Mas agora assusta-me tua palestra, pois nesta ocasião, quando decidi tomar o caminho mais longo desviando-me da ponte, uma outra criança resolveu atravessá-la e acabou sucumbindo aos braços da morte quando a ponte se desfez. – Inquiriu Luiza

O reflexo da coragem enrubesceu e aquietou-se com a narração de Luiza. Pôs-se em um canto da moldura e baixou a cabeça.

Apontou para a menina a próxima direção e disse:

Vá pequena. Estou contigo, sempre e sempre.

Voltando a empreender sua caminhada em meio aos espelhos, Luiza estava agora um tanto quanto confusa.

Estava ficando difícil entender a maneira correta de viver e enfrentar os caminhos que a vida lhe empunha, visto que possuía tantas facetas contraditórias dentro de si mesma.

Ficou intrigada ao ver um espelho coberto por dentro, com um pano escuro.

Aproximou-se e tocou o espelho com a ponta dos dedos, ao que uma voz, tímida e assustada gritou:

- Vá embora. Não há nada aqui para você.

Luiza insistiu e tornou a bater, e percebeu uma voz diferente dentro do mesmo espelho, que repetia baixinho:

- Vá menina, não há nada aqui para se ver.

- Mas eu insisto...quero apenas ver quem está aí. – Insistiu Luiza, continuando a bater, até que o pano que cobria o espelho internamente caiu, e revelou dois reflexos, abraçados. Um deles tinha um semblante que aparentava pânico, horror, ao que o outro olhava apenas para baixo, e nada falava.

- Quem sois, e por que estão assim, juntas?

- Eu sou tua Vergonha, e está que não quer falar é tua Covardia. Estamos juntas porque nos aceitamos, e não ameaçamos uma à outra.

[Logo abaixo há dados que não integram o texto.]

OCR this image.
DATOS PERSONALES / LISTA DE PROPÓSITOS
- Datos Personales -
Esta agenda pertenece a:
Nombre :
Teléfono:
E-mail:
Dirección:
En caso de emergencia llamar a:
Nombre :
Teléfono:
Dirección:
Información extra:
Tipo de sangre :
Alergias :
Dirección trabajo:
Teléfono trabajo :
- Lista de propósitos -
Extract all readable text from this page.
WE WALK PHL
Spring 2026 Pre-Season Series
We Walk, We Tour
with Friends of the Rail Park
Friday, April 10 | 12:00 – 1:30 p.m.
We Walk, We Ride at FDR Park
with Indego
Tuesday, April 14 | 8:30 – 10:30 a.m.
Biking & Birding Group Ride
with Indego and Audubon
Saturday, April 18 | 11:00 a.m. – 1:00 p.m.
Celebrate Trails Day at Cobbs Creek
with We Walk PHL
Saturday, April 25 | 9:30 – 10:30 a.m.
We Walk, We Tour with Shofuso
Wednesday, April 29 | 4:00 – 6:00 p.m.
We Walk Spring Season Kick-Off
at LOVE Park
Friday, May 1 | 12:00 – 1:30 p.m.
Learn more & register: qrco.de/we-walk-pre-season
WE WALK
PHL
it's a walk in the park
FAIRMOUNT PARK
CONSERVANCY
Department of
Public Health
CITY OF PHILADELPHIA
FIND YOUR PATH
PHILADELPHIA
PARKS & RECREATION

- Mas parece-me tão triste, viverem assim.

- Não minha menina – disse a vergonha – Não precisamos nos expor se podemos ficar assim, escondidas do mundo. Nós sabemos do que somos capazes não é mesmo? Aqui dentro do meu mundo, posso fazer tanta coisa, sem que me critiquem. Assim vivo melhor.

- Queres dizer-me que preciso envergonhar-me de quem sou?

A covardia adianta-se e explica:

- Filha, olhe para você. Olhe para teu rosto belo e seu corpo frágil.

- Talvez tu não saibas quanto mal existe no mundo. Apenas não quero ver-te machucada...porque tu és minha filha.

Em trôpegos passos, com a cabeça baixa e um tanto aborrecida, a menina continuou rumo ao próximo espelho.

Viu uma moldura um tanto quanto diferente das outras, bem peculiar. Era envolvida em uma espécie de couro, e as laterais eram ostentadas por duas grandes espadas, que lembravam aquelas estórias medievais épicas.

Notou seu próprio reflexo movimentando-se com maestria, com vestimentas das antigas Amazonas, guerreiras que travavam batalhas e corriam sobre o lombo de cavalos.

- Quem tu és?

- Quando o vento bate forte, e queres te derrubar, estou contigo. – Repondeu o reflexo, imponente.

- Quando jogam-te pedras, querendo ferir-te, sou eu quem faz de pedra também teu peito, para que não caia minha guerreira, e se caso caíres, dar-te-ei o cabo da minha espada para levantar-te.

- Eu sou tua Força.

Os olhos de Luiza brilharam. Sentiu-se invencível neste momento.

- Então se estás comigo, nada preciso temer não é mesmo?

- Minha pequena guerreira, meus ancestrais derrubaram anjos e demônios. Minhas raízes estão entre os céus e a Terra. Derrubarei quem estiver em minha frente, se em mim acreditares, mas a escolhe sempre será tua, e não minha.

- Existem vasos que quando quebrados, não podem jamais ser consertados.

Pense Nisso.

Com uma postura mais ereta, Luiza seguia sua pequena grande jornada entre o ambiente repleto de espelhos.

O próximo espelho em seu caminho era deveras intrigante e assustador.

A moldura de madeira rústica, aparentemente sofria as ações do tempo; como se tivesse sido por muito tempo maltratado e desprezado.

Pelas ranhuras da moldura, corria um líquido vermelho viscoso. Sim era Sangue.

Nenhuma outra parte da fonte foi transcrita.